I know it is a dinky project, but I am really happy...as will be my son...and HIS son!

I want to thank you all again, but have one more question:
Can someone please explain how this apparent coil scenario works? It is really cool, but mystifying and I want to learn what is acually going on here.

Thanks
Phil

 

First thanks for comming back to let us know it worked.

As to the "apparent coil scenario," I don't know exactly what is going on, but here's something near enough:

Say you build yourself a motor, so you wrap a bunch of turns to energize the thing. It works, just not fast enough. So you wrap some more turns to make a stronger magnetic field. Again, works, just not quite fast. So you add some more turns and get perfection.

That is all that is going on in your motor: the windings have taps to change the total energy going into the motor, as opposed to having one winding and some resistors to vary the drive current.

 

I have worked on and built this kind of setup before and I think Ernie has it right. Rather than control the DC motor power with a resistance which dissipates ie. wastes energy as heat the motor power is controlled by tapping the motor coils at various points. A lower turn coil draws more current than a high turn coil however the magnets in the motor passing the coils induces them in the opposite direction like a generator which limits the input current draw.

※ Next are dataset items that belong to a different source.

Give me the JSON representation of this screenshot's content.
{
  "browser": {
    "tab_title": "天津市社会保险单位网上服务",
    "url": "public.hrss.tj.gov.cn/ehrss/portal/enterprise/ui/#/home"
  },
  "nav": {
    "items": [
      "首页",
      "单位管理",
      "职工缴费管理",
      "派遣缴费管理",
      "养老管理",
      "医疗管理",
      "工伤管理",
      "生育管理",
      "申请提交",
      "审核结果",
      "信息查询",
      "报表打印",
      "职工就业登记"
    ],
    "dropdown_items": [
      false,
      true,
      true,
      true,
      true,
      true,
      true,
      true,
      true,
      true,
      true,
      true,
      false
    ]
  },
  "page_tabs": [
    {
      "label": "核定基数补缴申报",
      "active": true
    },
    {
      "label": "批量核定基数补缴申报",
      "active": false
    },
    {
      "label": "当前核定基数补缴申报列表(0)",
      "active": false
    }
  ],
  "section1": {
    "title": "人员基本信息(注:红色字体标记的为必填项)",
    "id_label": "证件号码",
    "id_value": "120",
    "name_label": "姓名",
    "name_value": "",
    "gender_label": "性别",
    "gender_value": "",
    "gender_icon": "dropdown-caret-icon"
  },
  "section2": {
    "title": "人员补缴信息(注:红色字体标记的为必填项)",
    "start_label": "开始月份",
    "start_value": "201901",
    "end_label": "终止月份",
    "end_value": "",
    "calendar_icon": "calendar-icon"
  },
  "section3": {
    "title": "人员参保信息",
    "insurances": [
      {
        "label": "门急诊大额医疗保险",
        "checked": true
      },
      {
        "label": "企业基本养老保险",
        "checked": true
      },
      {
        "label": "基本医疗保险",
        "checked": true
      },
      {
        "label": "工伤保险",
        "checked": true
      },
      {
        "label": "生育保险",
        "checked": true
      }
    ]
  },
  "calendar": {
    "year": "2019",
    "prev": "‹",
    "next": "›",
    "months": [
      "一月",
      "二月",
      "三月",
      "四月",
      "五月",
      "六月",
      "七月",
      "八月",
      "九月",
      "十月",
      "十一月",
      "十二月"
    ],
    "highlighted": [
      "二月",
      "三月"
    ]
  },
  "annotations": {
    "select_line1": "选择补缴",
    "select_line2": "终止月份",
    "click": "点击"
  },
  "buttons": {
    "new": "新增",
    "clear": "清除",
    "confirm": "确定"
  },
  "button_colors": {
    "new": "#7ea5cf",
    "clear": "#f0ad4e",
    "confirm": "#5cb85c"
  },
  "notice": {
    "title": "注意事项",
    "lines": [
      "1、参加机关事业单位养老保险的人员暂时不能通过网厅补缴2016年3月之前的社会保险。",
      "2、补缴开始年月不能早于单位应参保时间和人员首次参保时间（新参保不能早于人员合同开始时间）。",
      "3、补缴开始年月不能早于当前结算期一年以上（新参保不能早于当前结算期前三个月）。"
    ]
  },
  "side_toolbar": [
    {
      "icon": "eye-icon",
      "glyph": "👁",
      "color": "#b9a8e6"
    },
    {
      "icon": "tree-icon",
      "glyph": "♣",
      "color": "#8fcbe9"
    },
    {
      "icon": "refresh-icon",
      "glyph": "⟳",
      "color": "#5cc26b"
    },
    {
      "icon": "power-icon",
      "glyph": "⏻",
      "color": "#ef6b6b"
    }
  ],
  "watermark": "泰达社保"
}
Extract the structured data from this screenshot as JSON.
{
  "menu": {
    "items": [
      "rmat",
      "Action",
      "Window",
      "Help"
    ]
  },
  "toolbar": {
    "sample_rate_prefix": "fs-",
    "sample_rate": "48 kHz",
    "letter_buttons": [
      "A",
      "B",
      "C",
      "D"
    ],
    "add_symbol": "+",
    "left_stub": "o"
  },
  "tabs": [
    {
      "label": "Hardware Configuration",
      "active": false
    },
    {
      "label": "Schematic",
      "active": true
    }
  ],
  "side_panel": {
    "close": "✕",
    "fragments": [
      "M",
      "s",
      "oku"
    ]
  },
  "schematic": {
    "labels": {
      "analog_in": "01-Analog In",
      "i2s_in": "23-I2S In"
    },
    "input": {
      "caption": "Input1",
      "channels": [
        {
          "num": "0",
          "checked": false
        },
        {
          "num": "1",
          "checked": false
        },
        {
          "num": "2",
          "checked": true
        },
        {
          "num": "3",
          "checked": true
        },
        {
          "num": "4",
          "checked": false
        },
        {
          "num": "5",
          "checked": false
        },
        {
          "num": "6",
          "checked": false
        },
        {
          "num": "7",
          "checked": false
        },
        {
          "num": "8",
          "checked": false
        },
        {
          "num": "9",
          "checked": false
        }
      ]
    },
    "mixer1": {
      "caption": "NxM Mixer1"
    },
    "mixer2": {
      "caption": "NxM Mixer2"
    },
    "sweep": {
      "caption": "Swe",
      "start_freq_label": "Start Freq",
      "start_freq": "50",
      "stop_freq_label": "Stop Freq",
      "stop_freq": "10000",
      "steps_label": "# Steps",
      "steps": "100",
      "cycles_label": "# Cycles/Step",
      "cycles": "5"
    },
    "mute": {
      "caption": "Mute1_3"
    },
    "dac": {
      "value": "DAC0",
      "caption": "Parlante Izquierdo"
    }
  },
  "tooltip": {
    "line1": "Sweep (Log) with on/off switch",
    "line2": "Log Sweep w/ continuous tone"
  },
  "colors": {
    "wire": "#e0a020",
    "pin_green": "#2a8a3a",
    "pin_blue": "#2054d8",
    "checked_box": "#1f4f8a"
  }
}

Short coil/less turns equals higher current and less current limiting self-induction and longer coil/more turns equals lower current and higher current limiting self-induction. It's just a more efficient way of varying the motor speed than using a resistance however I prefer PWM which offers an infinite number of speeds instead of just three.

 

Thanks, Ernie and OP!
I think I get it. Hey, onepowergenerator, are you saying that this 3-coil method makes low speed, medium speed, and high speed ALL use the same amount or rate of amp-hours from the battery? Seems unfair.

 

Oh no, they don't all eat up the same ammount of amp-hour from the battery once the motor is attached to the boat and the boat goes into the water. Then some (hopefully the large majority) or energy is going from the battery and into the water as the motor is doing work to move the boat.

I'm at a loss (since I am weak on motor theory) if the motor in free air (hence no load) would draw more current at low speed over high speed due to the lower resistance of the windings.

Someone better versed would need to answer that one. Just rest quietly knowing you're not wasting energy going sloweer over faster.

 

I think I was wrong, I looked at the wiring diagrams and most trolling motors use permanent magnet brushed DC motors and have no stator coils. So the armature current is controlled by electronics or a switchable series resistance.